MA (Oxon), MD, FMedSci, FRCPCH, FMH Paediatrics (CH)


Hoffmann and Action Medical Research Professor of Developmental Medicine

  • Head of Department

Understanding the development and function of the immune system in health and disease

Prof. Georg A Holländer was trained in both Paediatrics and Experimental Immunology in Switzerland and the U.S. He held academic positions at Harvard Medical School, Boston, U.S. and the University of Basel, Switzerland, before he joined the University of Oxford, UK (2010). He is interested in the development and function of the immune system in health and disease. His particular scientific focus concerns the molecular and cellular control of thymus development and function. 

Funding Panels (present):

Botnar Research Centre for Child Health

Charities in Switzerland - Cancer and Life Sciences focus

Funding Panels (past):

Swiss Science Foundation

Ongoing D.Phil projects:

The molecular and cellular biology of thymus development and function

The thymic microenvironment is unique in its ability to promote the development of naïve T cells with a repertoire purged of vital “Self” specificities and poised to react to injurious “Non-Self”. Thymic epithelial cells (TECs) constitute the major component of the thymic stroma (in addition to tissue specific fibroblast subpopulations) and can be categorized into separate cortical (c) and medullary (m) lineages based on their specific molecular, structural and functional characteristics. cTEC induce the commitment of blood-borne precursor cells to a T cell fate, foster the subsequent maturation and control the positive selection of antigen receptor bearing thymocytes. In contrast, mTEC promote the terminal differentiation of thymocytes which includes the establishment of immunological tolerance to self-antigens via a deletional mechanism and the generation of natural regulatory T cells. In this way, mTEC generate the self-tolerant T cell repertoire in a direct instructive fashion. This essential capacity depends on the mTEC’s promiscuous expression of a large programme of transcripts that encode proteins which are normally only detected in differentiated organs residing in the periphery (a.k.a. tissue restricted self antigens). 

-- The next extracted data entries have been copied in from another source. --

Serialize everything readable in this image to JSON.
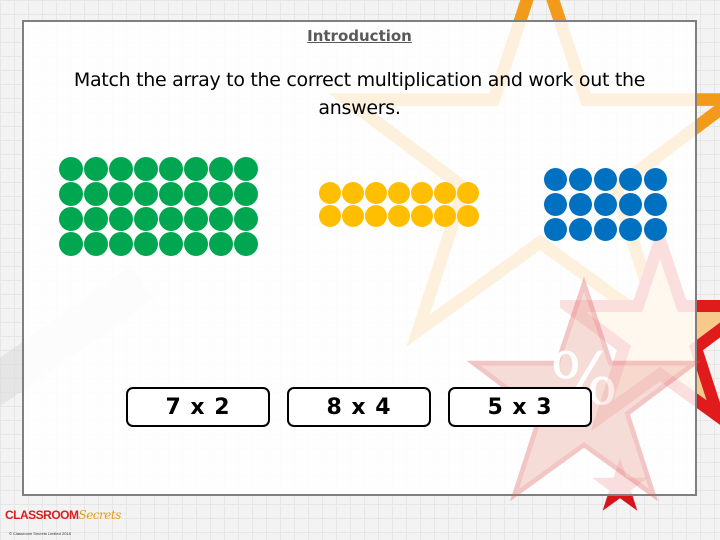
{
  "slide": {
    "heading": "Introduction",
    "instruction": "Match the array to the correct multiplication and work out the answers."
  },
  "arrays": [
    {
      "name": "green-array",
      "rows": 4,
      "columns": 8,
      "color": "#00a650"
    },
    {
      "name": "yellow-array",
      "rows": 2,
      "columns": 7,
      "color": "#ffbf00"
    },
    {
      "name": "blue-array",
      "rows": 3,
      "columns": 5,
      "color": "#0070c0"
    }
  ],
  "cards": [
    {
      "label": "7 x 2"
    },
    {
      "label": "8 x 4"
    },
    {
      "label": "5 x 3"
    }
  ],
  "branding": {
    "logo_part1": "CLASSROOM",
    "logo_part2": "Secrets",
    "copyright": "© Classroom Secrets Limited 2018"
  }
}
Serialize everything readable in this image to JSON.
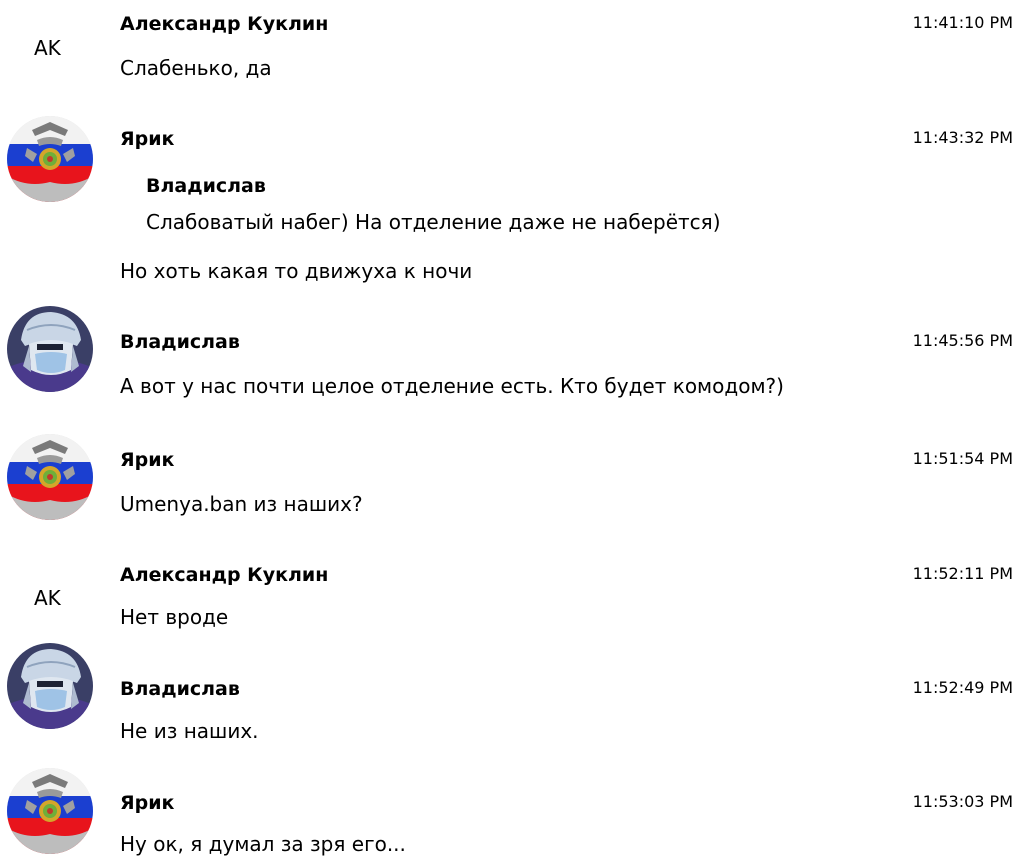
{
  "messages": [
    {
      "author": "Александр Куклин",
      "initials": "AK",
      "time": "11:41:10 PM",
      "text": "Слабенько, да",
      "avatar": "initials"
    },
    {
      "author": "Ярик",
      "time": "11:43:32 PM",
      "avatar": "emblem-flag-avatar",
      "quote": {
        "author": "Владислав",
        "text": "Слабоватый набег) На отделение даже не наберётся)"
      },
      "text": "Но хоть какая то движуха к ночи"
    },
    {
      "author": "Владислав",
      "time": "11:45:56 PM",
      "avatar": "helmet-warrior-avatar",
      "text": "А вот у нас почти целое отделение есть. Кто будет комодом?)"
    },
    {
      "author": "Ярик",
      "time": "11:51:54 PM",
      "avatar": "emblem-flag-avatar",
      "text": "Umenya.ban из наших?"
    },
    {
      "author": "Александр Куклин",
      "initials": "AK",
      "time": "11:52:11 PM",
      "avatar": "initials",
      "text": "Нет вроде"
    },
    {
      "author": "Владислав",
      "time": "11:52:49 PM",
      "avatar": "helmet-warrior-avatar",
      "text": "Не из наших."
    },
    {
      "author": "Ярик",
      "time": "11:53:03 PM",
      "avatar": "emblem-flag-avatar",
      "text": "Ну ок, я думал за зря его..."
    }
  ],
  "colors": {
    "flag_white": "#f4f4f4",
    "flag_blue": "#1b3fd0",
    "flag_red": "#e8141c",
    "helmet_bg": "#3a3f66",
    "helmet_metal": "#c9d6e6",
    "mask": "#9fc3e6",
    "armor_purple": "#4a3a8c"
  }
}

The molecular regulation of TEC development and function remains incompletely understood and thus constitute the research focus of the Developmental Immunology Group Laboratory. Specifically, research is undertaken to better understand the role of individual transcription actors, including the master regulator FOXN1 and its co-factors but also that of epigenetic modifications for TEC differentiation and function. For this purpose, we use state-of-the-art molecular and cellular tools to gain an integrated understanding of the role of the thymus in health and disease.